Cuando comienzo un Videocuento, se inicia un intercambio de experiencias en las que yo, aporto mi servicio a mis clientes y los clientes, dejan una pequeña parte suya en mí: un cachito de su vida, de emociones y sobre todo, de muchísima ilusión.

Para mí, es muy importante empaparme de todo lo que me transmiten y dicen. Aunque eso implique tener las emociones a flor de piel.

Llorar, reír y exclamar cada momento con ellos.

No soy una máquina y transcribir cada palabra sin decirlas ni sentirlas como propia en cada una de las historias es imposible para mí. De hecho, lo que me ayuda, es a viajar por cada escenario y entenderlos. Y cuando lo entiendes los amas y perpetuas mementos.

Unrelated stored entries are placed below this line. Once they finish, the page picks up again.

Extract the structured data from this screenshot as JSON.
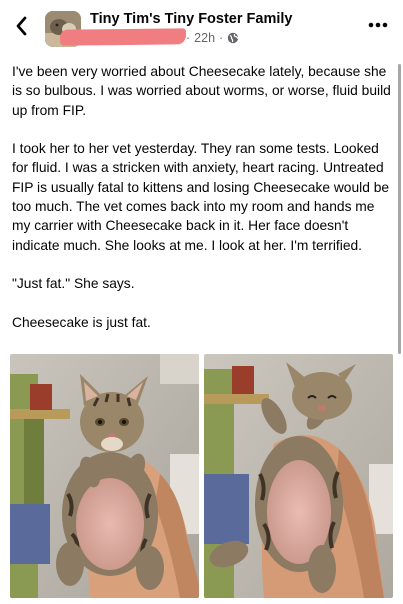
{
  "header": {
    "back_icon": "chevron-left-icon",
    "page_name": "Tiny Tim's Tiny Foster Family",
    "timestamp": "22h",
    "audience_icon": "globe-icon",
    "more_icon": "more-horizontal-icon"
  },
  "post": {
    "paragraphs": [
      "I've been very worried about Cheesecake lately, because she is so bulbous. I was worried about worms, or worse, fluid build up from FIP.",
      "I took her to her vet yesterday. They ran some tests. Looked for fluid. I was a stricken with anxiety, heart racing. Untreated FIP is usually fatal to kittens and losing Cheesecake would be too much. The vet comes back into my room and hands me my carrier with Cheesecake back in it. Her face doesn't indicate much. She looks at me. I look at her. I'm terrified.",
      "\"Just fat.\" She says.",
      "Cheesecake is just fat."
    ]
  },
  "colors": {
    "redaction": "#f07d80",
    "meta_text": "#65676b"
  }
}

Pero no todo puede ser en el plano subjetivo, pues, si no te alejas, no podrás aportar el lado conceptual y técnico a la historia. Las historias comunican algo y si no sabes transmitirlo, se pierde la finalidad de los Videocuentos pues,

es un recuerdo que queremos rememorar para que no se diluya y se pierda con nuestra memoria.

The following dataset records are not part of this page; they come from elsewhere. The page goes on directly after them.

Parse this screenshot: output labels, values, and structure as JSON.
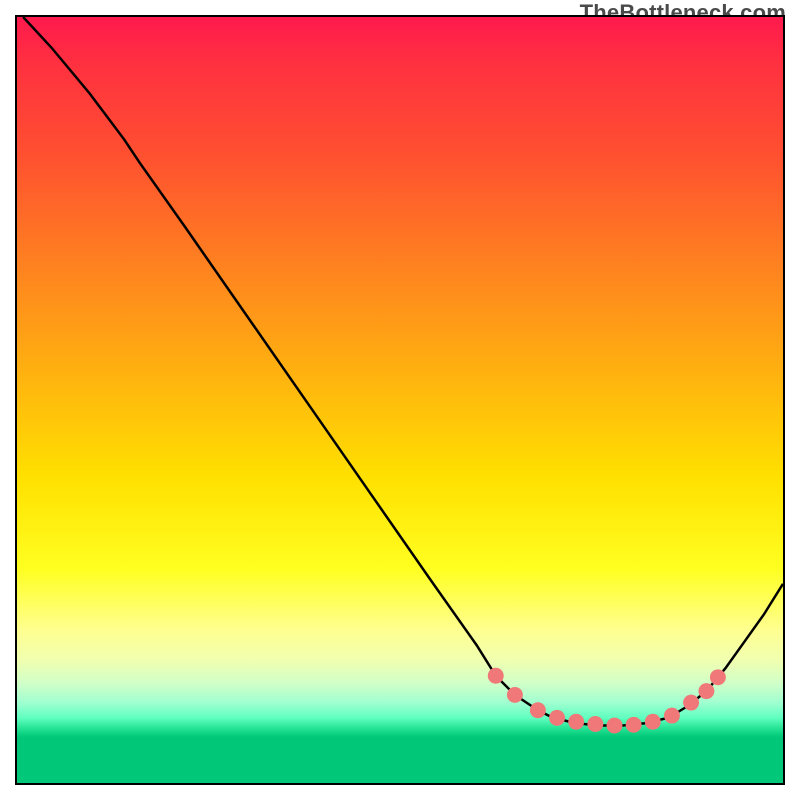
{
  "watermark": "TheBottleneck.com",
  "chart_data": {
    "type": "line",
    "title": "",
    "xlabel": "",
    "ylabel": "",
    "xlim": [
      0,
      100
    ],
    "ylim": [
      0,
      100
    ],
    "background_gradient": {
      "stops": [
        {
          "pos": 0,
          "color": "#ff1a4d"
        },
        {
          "pos": 60,
          "color": "#ffe000"
        },
        {
          "pos": 80,
          "color": "#ffff90"
        },
        {
          "pos": 92,
          "color": "#20e090"
        },
        {
          "pos": 100,
          "color": "#00c878"
        }
      ]
    },
    "series": [
      {
        "name": "curve",
        "type": "line",
        "color": "#000000",
        "points": [
          {
            "x": 0.8,
            "y": 100.0
          },
          {
            "x": 4.5,
            "y": 96.0
          },
          {
            "x": 9.5,
            "y": 90.0
          },
          {
            "x": 14.0,
            "y": 84.0
          },
          {
            "x": 16.0,
            "y": 81.0
          },
          {
            "x": 22.0,
            "y": 72.5
          },
          {
            "x": 30.0,
            "y": 61.0
          },
          {
            "x": 38.0,
            "y": 49.5
          },
          {
            "x": 46.0,
            "y": 38.0
          },
          {
            "x": 54.0,
            "y": 26.5
          },
          {
            "x": 60.0,
            "y": 18.0
          },
          {
            "x": 62.5,
            "y": 14.0
          },
          {
            "x": 65.0,
            "y": 11.5
          },
          {
            "x": 68.0,
            "y": 9.5
          },
          {
            "x": 70.0,
            "y": 8.5
          },
          {
            "x": 73.0,
            "y": 7.8
          },
          {
            "x": 76.0,
            "y": 7.5
          },
          {
            "x": 79.0,
            "y": 7.5
          },
          {
            "x": 82.0,
            "y": 7.8
          },
          {
            "x": 85.0,
            "y": 8.5
          },
          {
            "x": 87.5,
            "y": 10.0
          },
          {
            "x": 90.0,
            "y": 12.0
          },
          {
            "x": 92.5,
            "y": 15.0
          },
          {
            "x": 95.0,
            "y": 18.5
          },
          {
            "x": 97.5,
            "y": 22.0
          },
          {
            "x": 100.0,
            "y": 26.0
          }
        ]
      },
      {
        "name": "dots",
        "type": "scatter",
        "color": "#f07878",
        "radius": 8,
        "points": [
          {
            "x": 62.5,
            "y": 14.0
          },
          {
            "x": 65.0,
            "y": 11.5
          },
          {
            "x": 68.0,
            "y": 9.5
          },
          {
            "x": 70.5,
            "y": 8.5
          },
          {
            "x": 73.0,
            "y": 8.0
          },
          {
            "x": 75.5,
            "y": 7.7
          },
          {
            "x": 78.0,
            "y": 7.5
          },
          {
            "x": 80.5,
            "y": 7.6
          },
          {
            "x": 83.0,
            "y": 8.0
          },
          {
            "x": 85.5,
            "y": 8.8
          },
          {
            "x": 88.0,
            "y": 10.5
          },
          {
            "x": 90.0,
            "y": 12.0
          },
          {
            "x": 91.5,
            "y": 13.8
          }
        ]
      }
    ]
  }
}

Cuando un cliente me pasa su historia, me pongo muy nerviosa y tiemblo. Literalmente tiemblo. Porque soy consciente de la importancia de lo que tengo entre mis manos.

Un recuerdo. Una memoria.

Momentos pequeños en relación a toda una vida pero, si lo quieren recordar y contar ¡tiene que ser muy importante para la persona que me lo ha pasado!